Quebec diverting Medicare dollars to the regions

Health Minister Réjean Hébert:
“It’s not a clinical directive. It’s a budgetary directive.”


By Robert Frank
www.thesuburban.com

Health Minister Régean Hébert plans to redistribute Medicare money to less populous centres, to accomplish the Parti québécois government’s drive to regionalize delivery of the province’s health care services.

Last month, The Suburban broke the news that the province is pressuring Montreal hospitals to return patients to their home regions for treatment. Two weeks ago, Laval health officials told the newspaper that the first shift of patients will start April 1.

Hebert pledged to preserve Quebecers’ right to seek treatment anywhere they want. He acknowledged last week that to do otherwise would violate patients’ rights under the province’s health care act. However, the budget move will effectively render those rights irrelevant, as the province starves the urban hospitals of the funds that they need to continue delivering treatment.

450 or die

“Offering regionalized service will deliver services close to their home,” Hébert said in a statement, in which he referred to “four historically underfunded regions: Montérégie, Lanaudière, the Laurentians and the Outaouais.”

Hébert has also issued a string of announcements promising to lavish taxpayer money on string of medical investments in the province’s outlying regions.

That splash could turn into a tsunami when tomorrow’s provincial budget is tabled.

The Minister justified the budget shift “out of concern for greater interregional equity and to improve care and services outside [Quebec’s] big cities.”

Laval health authorities told The Suburban that dialysis treatment for kidney patients and surgery to remove cataracts from patients’ eyes is slated to shift to the Cité de la santé superhospital in less than six weeks from now.

Those patients are currently being treated at the McGill University Health Centre and the Centre hospitalier de l’Université de Montréal.
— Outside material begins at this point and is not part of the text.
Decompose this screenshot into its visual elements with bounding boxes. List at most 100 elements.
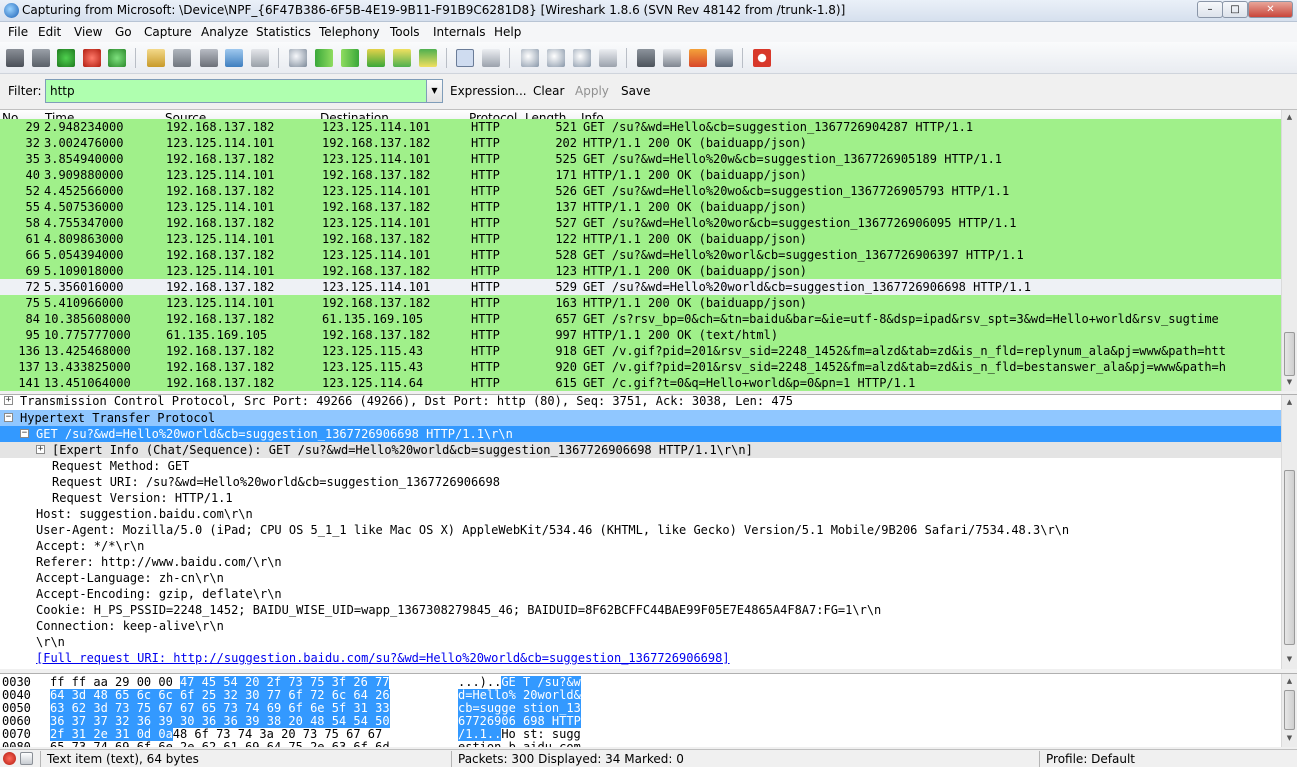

According to a document obtained by The Suburban, pregnant women needing obstetric care, patients slated for day surgery and stable chronic disease sufferers were also supposed to be shipped back to their regions, April 1.

However Laval health care authority spokeswoman Francine Gosselin told The Suburban in an interview that the regionalization of those specialties has been postponed.

Budget trumps clinicians

The plan raised opposition ire after members of the National Assembly reconvened in Quebec City last week after their holiday break.

“It’s not a clinical directive,” Hébert said in the Quebec legislature, Feb. 12. “It’s a budgetary directive.”

“Montreal hospitals have been told to expect to reduce their volume of patients,” he continued, “because those patients will be treated in Laval and the Montérégie.”

“Those budget cuts might stretch out over several years,” Hébert suggested. “We’re not talking about a sudden reduction.”